В обеденном зале они застали одного единственного посетителя. Видимо другие пассажиры проголодаться еще не успели. Старичок чинно сидел за столиком и перебирал вилкой в тарелке разноцветный салат, рядом, упираясь в стакан с компотом, стоял приличных размеров прозрачный контейнер, а в нем... «Брокколи?» – удивился Вадик. Неужели профессор, как про себя обозвал старичка мальчишка за очки и бородку клинышком, неужели он так любит этот мало съедобный овощ? Брокколи Вадик ненавидел... наверно, сказать «всем сердцем» будет неправильно. Пусть будет «всеми своими вкусовыми рецепторами», и даже больше «всеми нервными окончаниями», он ненавидел брокколи даже больше чем овсянку.
Старичок, как выяснилось позже, минут через пять, и вправду оказался профессором. Он приветливо кивнул вежливой Светке, пожелавшей ему приятного аппетита, отодвинул от себя тарелку с салатом и спросил, чего бы желали отведать молодые люди, котлет или мороженного?
– Да, вот так вот, что же теперь... Ничего не поделаешь.

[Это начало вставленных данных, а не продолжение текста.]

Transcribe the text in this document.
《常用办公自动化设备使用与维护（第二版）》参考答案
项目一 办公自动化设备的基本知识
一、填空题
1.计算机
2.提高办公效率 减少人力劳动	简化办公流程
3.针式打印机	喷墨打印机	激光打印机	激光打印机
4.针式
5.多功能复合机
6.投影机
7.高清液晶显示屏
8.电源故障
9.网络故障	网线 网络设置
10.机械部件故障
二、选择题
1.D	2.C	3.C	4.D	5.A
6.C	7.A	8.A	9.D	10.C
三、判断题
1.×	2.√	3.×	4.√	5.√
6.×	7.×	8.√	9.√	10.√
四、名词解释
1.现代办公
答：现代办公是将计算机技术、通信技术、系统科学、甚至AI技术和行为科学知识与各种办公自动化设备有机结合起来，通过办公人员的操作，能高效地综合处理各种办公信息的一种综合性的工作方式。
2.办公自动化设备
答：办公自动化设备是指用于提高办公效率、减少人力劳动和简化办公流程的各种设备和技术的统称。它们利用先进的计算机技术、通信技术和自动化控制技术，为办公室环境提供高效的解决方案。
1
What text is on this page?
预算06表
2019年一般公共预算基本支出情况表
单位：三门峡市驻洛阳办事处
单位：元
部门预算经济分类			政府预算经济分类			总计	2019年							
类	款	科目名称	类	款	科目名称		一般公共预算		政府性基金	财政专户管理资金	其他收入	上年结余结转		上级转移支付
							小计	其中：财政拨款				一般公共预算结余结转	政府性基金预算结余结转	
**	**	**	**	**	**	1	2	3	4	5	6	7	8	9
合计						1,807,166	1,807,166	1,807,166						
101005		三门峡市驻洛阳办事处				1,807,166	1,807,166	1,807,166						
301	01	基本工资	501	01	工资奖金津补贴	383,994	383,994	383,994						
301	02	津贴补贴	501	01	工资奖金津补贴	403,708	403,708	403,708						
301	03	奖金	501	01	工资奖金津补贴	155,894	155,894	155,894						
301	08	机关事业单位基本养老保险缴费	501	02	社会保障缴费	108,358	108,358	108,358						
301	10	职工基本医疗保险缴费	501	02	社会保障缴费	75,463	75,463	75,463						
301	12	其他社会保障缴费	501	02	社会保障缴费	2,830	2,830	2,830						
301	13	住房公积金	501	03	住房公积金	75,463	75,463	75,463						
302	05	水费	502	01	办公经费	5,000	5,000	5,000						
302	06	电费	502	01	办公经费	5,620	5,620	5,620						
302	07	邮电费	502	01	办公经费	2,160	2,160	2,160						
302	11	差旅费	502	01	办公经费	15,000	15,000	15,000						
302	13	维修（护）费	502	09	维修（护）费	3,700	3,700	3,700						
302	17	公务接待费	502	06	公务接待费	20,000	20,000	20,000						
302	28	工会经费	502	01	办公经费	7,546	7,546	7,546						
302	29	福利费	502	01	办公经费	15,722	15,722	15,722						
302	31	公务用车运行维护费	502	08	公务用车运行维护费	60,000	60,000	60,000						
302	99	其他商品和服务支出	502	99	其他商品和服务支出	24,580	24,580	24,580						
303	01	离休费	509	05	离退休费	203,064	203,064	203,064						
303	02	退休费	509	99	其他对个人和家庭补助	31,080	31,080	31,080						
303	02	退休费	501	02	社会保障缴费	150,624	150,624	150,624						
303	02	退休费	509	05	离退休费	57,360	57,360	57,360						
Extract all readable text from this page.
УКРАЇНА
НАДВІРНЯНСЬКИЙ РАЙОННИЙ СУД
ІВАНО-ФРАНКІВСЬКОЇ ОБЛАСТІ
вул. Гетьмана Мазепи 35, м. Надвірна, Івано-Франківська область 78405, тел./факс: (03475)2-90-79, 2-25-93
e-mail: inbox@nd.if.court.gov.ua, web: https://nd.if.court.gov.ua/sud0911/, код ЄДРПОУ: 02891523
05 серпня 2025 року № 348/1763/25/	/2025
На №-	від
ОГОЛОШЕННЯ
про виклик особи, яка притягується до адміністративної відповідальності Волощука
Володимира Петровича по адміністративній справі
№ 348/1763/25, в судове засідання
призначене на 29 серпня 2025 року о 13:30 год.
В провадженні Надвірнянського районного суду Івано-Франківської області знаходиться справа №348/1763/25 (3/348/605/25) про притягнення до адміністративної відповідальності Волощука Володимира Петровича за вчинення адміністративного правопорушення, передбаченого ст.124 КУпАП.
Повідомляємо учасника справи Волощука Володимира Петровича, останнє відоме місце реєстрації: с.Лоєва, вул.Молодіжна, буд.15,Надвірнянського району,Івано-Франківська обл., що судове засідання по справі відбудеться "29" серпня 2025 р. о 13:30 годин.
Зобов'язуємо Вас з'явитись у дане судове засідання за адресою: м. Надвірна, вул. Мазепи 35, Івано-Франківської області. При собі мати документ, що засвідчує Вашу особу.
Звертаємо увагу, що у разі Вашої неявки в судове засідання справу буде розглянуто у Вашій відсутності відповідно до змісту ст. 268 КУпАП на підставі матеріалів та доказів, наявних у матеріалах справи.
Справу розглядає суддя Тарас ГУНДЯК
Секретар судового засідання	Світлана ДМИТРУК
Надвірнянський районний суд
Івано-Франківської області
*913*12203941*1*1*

Не все может понять и объяснить медицинская наука. Казалось бы, сердце – ведь просто мышца, вырасти новую ткань, замени сосуды, и все. Нет, далеко не всегда помогает. Недаром в древности полагали, что человеческая душа помещается именно в сердце. – Корабельный врач развел большими пухлыми ладоням.
Николай Генрихович умер ночью. У сто пятнадцатилетнего профессора астрозоологии остановилось сердце.
Вадик хмурился, Света, опустив глаза, то и дело смаргивала ресницами, Семен Андреевич шмыгал носом. Врач вдвоем с капитаном корабля осторожно взяли тело сухонького старика и перенесли на платформу антигравитационных носилок. Врач вздохнул, хлопнул Вадика по плечу и вытолкнул платформу в коридор. Следом направился и капитан, однако в дверях остановился и попросил:
– Будете уходить, дверь захлопните. Стоять молча в опустевшей каюте было глупо, но нарушить тишину... Хотя тишина с приходом человека всегда отступает, благо здесь есть куда ей отступить. За обшивкой корабля всегда покой и самое настоящее безмолвие. В безмолвии вырываются потоки плазмы, включившегося маршевого двигателя, безмолвно сталкиваются крошечные песчинки микрометиоров с барьером защитного поля 'Барбоса', безмолвно где-то в сотнях или в миллионах парсеков взрываются и гаснут звезды. А в каюте профессора еще слышны шаги ушедшего капитана, слабый шелест воздуха в вентиляции и еще какие-то звуки, похожие... Вадик слышал похожие на Земле, осенью роботы-дворники с таким звуком выгребают опавшие листья из луж. Но какие же тут листья, да и лужи... Конечно, на корабле другие роботы, и занятия у них другие.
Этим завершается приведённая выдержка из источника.